One of the more useful things about Rusciano’s platform is that it refuses to keep neurodivergence and perimenopause in separate boxes. For a lot of AuDHD women and gender-diverse adults, those two things hit at the same time, in roughly the same decade of life. The hormonal shifts of perimenopause can amplify executive function difficulties, sensory sensitivity, and burnout, and it is often during this period that long-standing AuDHD traits become impossible to mask anymore. That intersection is still chronically under-covered in mainstream media, and Rusciano is one of the few public figures naming it out loud.

The AuDHD Feed takes

There are three things AuDHD Feed wants to flag about this interview.

First, the framing matters. Rusciano refuses to describe her ADHD and autism as a problem to be solved. She also refuses to romanticise it. “In some ways it makes my life hard, and in some ways it makes it pretty magical, and it’s not about lying about it either.” That is exactly the both-sides-at-once register AuDHD adults need more of in public discourse, because the brain genuinely does pull in two directions at the same time.

Second, the late-diagnosis experience is becoming visible at scale. Rusciano was diagnosed in her 40s. So are a lot of the people who read AuDHD Feed. Watching a high-profile Australian voice say plainly that diagnosis gave her context, not shame, makes it easier for the rest of us to use the same language with our families, our GPs, and our workplaces.

Third, the 2am thing is the whole brand of AuDHD Feed in one sentence. The reason books, podcasts, and digital workbooks aimed specifically at AuDHD adults with ADHD exist is because that 2am feeling is widespread, real, and historically underserved by content that treats autism as a children’s issue and ADHD as a productivity problem.

Rusciano’s interview is, on the surface, a promotional piece tied to a snack-brand campaign and an upcoming tour.
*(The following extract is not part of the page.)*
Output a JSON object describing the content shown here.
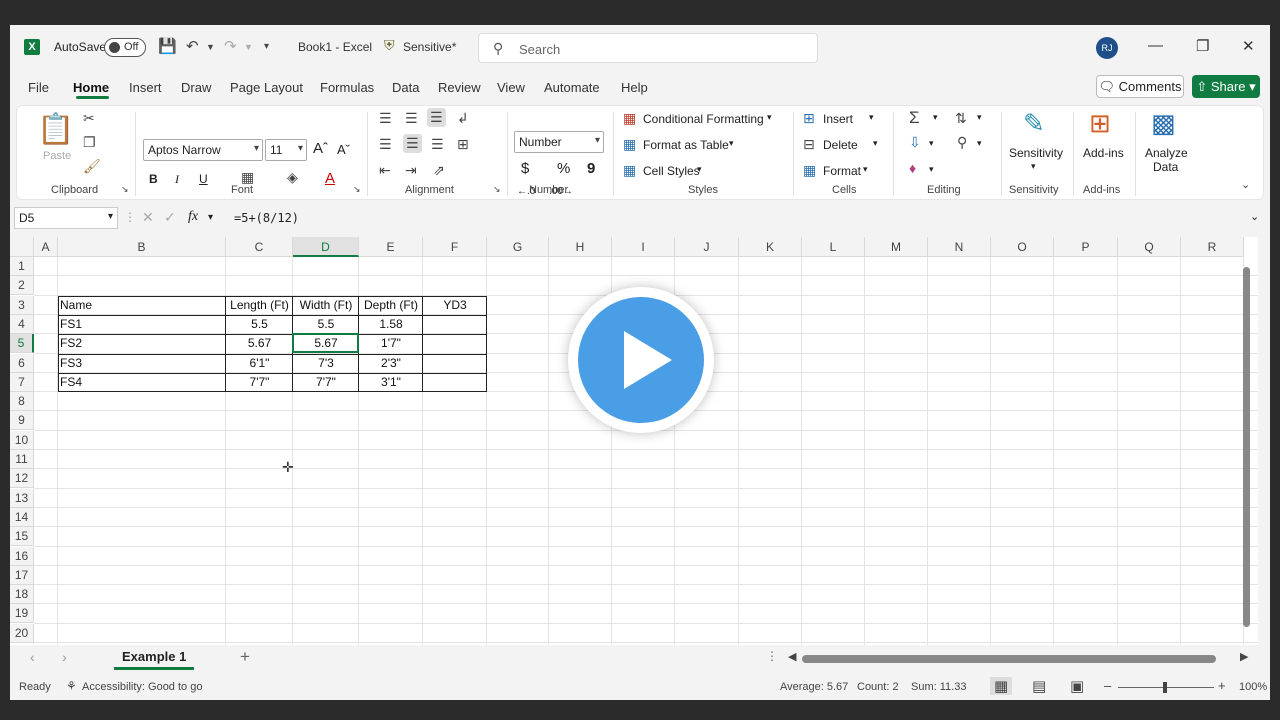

Underneath that, it is one of the clearest public statements of the AuDHD late-diagnosis identity we have seen from a mainstream Australian outlet this year, and is worth reading in full.

Frequently asked questions

When was Em Rusciano diagnosed with ADHD and autism?
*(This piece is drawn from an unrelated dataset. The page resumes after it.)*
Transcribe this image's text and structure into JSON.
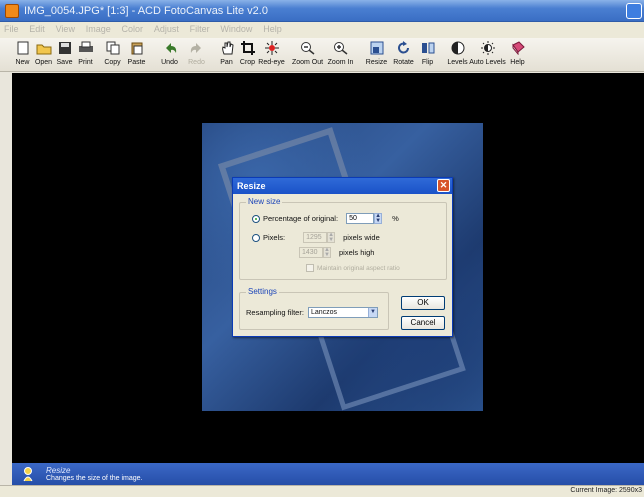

In her 40s. She is now 47 and has spoken about the diagnosis publicly across her podcasts, stand-up, and interviews.

How does she describe her diagnosis?

As an “explainer” rather than a negative. She says it gave her “the map and the keys” to her own brain and that it makes life hard in some ways and “pretty magical” in others.

What podcasts does Em Rusciano host?

Anomalous with Em Rusciano (focused on AuDHD and neurodivergent life) and Rage Against the Vagine (focused on perimenopause), both built as the kind of resource she wished existed when she was first diagnosed.

Why does her story matter to AuDHD adults specifically?

Rusciano is one of the most visible Australian voices representing the late-diagnosed AuDHD adult experience. Her framing (explainer not deficit, both-sides-at-once, community over isolation) maps closely to how a lot of AuDHD adults describe their own lives.

What is AuDHD?

AuDHD is a community term for people who are both autistic and ADHD. It is not a clinical diagnosis, but the experience is no less real. Many AuDHD adults are diagnosed in their 30s, 40s, or later, often after years of being told they were bright but disorganised, sensitive, or hard to read.